Она часто думала о его рано ушедшей матери, о том, каким Иосиф был с нею, и как ей было с Иосифом.
Когда-то давно спросила мужа о его первой жене:
— Какая она была?
— Никогда не спрашивай меня о Катерине. Она была блаженная, — был краткий ответ.
Вкладывал ли бывший семинарист в слово «блаженная» его истинный смысл, или смысл иронический, Надежда не поняла.
Но вот что Яков был настоящим блаженным ощущала остро. Ощущала и очень боялась за него. Не напрасно боялась: его попытка самоубийства подтвердила её страхи. Он стрелялся на кухне, стрелялся вроде бы от несчастной любви, но она то знала, что это был последний жест отчаяния, последняя надежда услышать, наконец, от отца слова сострадания и любви. Услышал: «Хе, не попал! Даже застрелиться не можешь!»
Что же ей хочется знать о его матери? Что она была очень хороша собой — помнят все кто знал её. Что шила себе и сестрам удивительно красивые платья — рассказывала Марико, а вот отец рассказал как-то только ей, что в 1907 году в Баку пришел по какому-то партийному делу к Иосифу.
Тот снимал у турка жалкую глиняную лачугу на Баилове — всего одна комната.
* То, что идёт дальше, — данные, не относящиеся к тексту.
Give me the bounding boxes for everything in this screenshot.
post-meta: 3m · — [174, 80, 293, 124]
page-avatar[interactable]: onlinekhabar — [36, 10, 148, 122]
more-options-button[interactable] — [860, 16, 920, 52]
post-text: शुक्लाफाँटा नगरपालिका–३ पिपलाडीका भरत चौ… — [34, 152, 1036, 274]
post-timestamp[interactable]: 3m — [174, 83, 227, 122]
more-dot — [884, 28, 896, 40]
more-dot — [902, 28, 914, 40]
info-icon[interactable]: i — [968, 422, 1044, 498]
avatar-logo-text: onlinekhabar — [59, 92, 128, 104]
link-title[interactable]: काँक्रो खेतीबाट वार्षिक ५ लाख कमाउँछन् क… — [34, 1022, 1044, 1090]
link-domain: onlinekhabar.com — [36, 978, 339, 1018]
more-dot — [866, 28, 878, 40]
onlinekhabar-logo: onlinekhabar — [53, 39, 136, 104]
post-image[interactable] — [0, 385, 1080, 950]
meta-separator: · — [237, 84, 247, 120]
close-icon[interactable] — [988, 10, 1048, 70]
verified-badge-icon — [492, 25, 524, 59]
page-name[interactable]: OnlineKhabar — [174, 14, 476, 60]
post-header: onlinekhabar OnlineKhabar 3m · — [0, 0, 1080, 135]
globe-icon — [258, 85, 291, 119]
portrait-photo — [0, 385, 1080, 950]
Когда отец вошёл, Иосиф и его молодая жена сидели за столом и ели. Увидев незнакомца, Катерина вместе с тарелкой спряталась под стол и не вылезала, пока незнакомец не распрощался. Иосиф, словно бы и не заметил этого.
— Ты знаешь, она была такой юной и такой прекрасной, я запомнил её.
Два года назад, когда после попытки самоубийства, спасаясь от насмешек отца, Яша уехал в Ленинград к её отцу Сергею Яковлевичу (Сергей Яковлевич, в свою очередь спасался в Ленинграде от вздорной жены), так вот два года назад после очередной ссоры с Иосифом она тоже умчалась к отцу, и однажды они сидели с Яковом в полутёмной комнате, и она вдруг подумала, что он проживёт недолго и погибнет в тридцать три. Почему именно в тридцать три? Она не веровала, в гимназии Закон Божий был нелюбимым предметом, жила совсем другим — музыкой, литературой, идеями, а потом уж и вовсе — смешно говорить, ведь все семейство — активнейшие участники Революции, Гражданской войны.